Dollar, Pounds, Euro Falls as Naira Appreciates Further at Parallel Market
The Nigeria Naira as gain more strength at parallel market against the United State dollar, Pound and Euro the much sought after currency in Nigeria slumped by 5.38% on Tuesday at Nigeria’s parallel market, its second successive fall since Friday.
At the market today, a dollar sold for N440 which against the rate that Naira was (N465) on Monday, meaning the Naira gained N25. The buying rate is even much lower at N430.
When we look at the rates monthly, US Dollar was traded at ₦473.00 at the beginning of August on Monday, August 03, 2020. As of today with Dollar being traded at ₦440.00, we see a %6.98 fall for USD to Naira exchange rates since the beginning of last August”
However, there is still a gulf between the market rate and the official rate.

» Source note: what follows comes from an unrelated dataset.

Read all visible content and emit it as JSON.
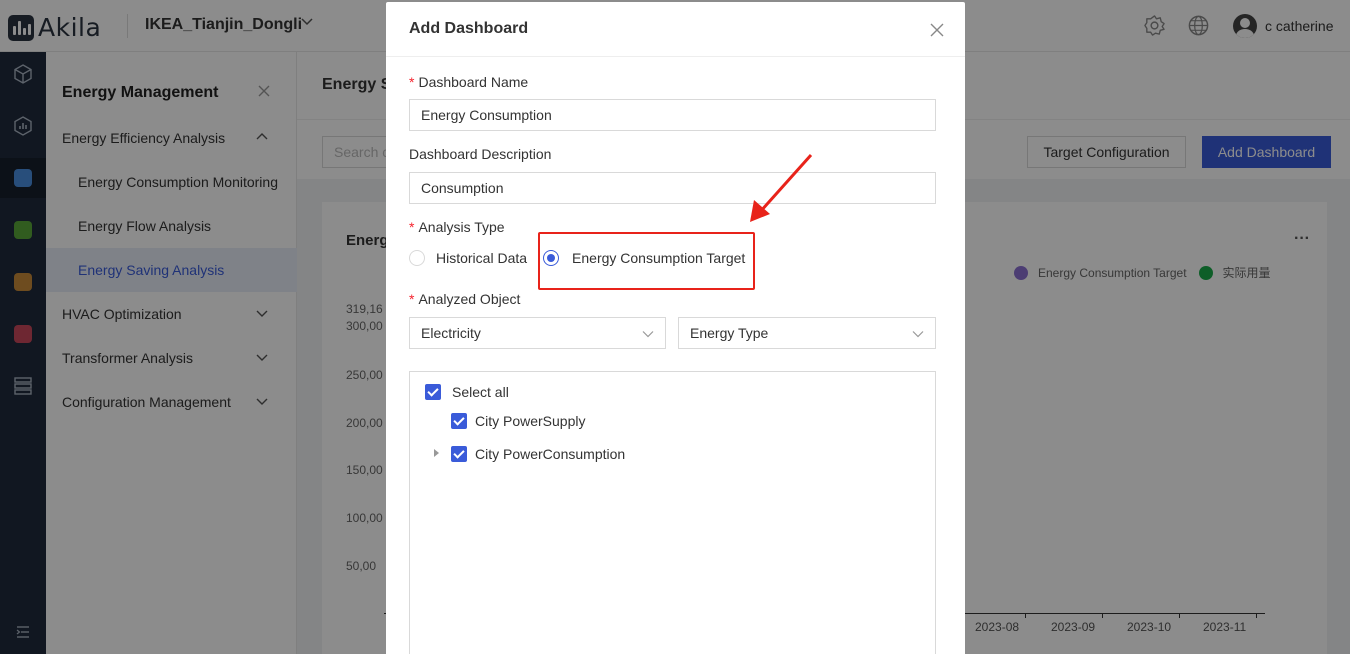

As at Monday, the CBN rate for a dollar was N379.
While the dollar fell heaviest in the parallel market, the Euro only depreciated 0.55% to exchange for N542.
However the British pound also fell by 2.48% , to exchange for N590. The official exchange rate for Euro is N452 and the pounds N505.
Currency watchers said the American dollar may fall further as the Central Bank of Nigeria tightens some rules. This has fuelled some panic selling by traders and speculators.
According to Nairametrics, “speculators are scrambling to sell their forex pile as forex traders are reportedly turning down offers to buy due to fear that the naira could strengthen again.
It reported that panic selling was on the mind of most forex traders who fear measures imposed by the CBN might leave them in losses
One of these measures is the banning of third parties from buying foreign exchange which is routed through Form M.
The CBN has also threatened to clamp down on exporters who fail to repatriate their forex earnings.
It directed banks to submit the names, addresses, and Bank Verification Number (BVN) of all the exporters who have failed to repatriate their export proceeds for necessary sanctions.
The measures are meant to boost liquidity in the foreign exchange market and conserve forex simultaneously.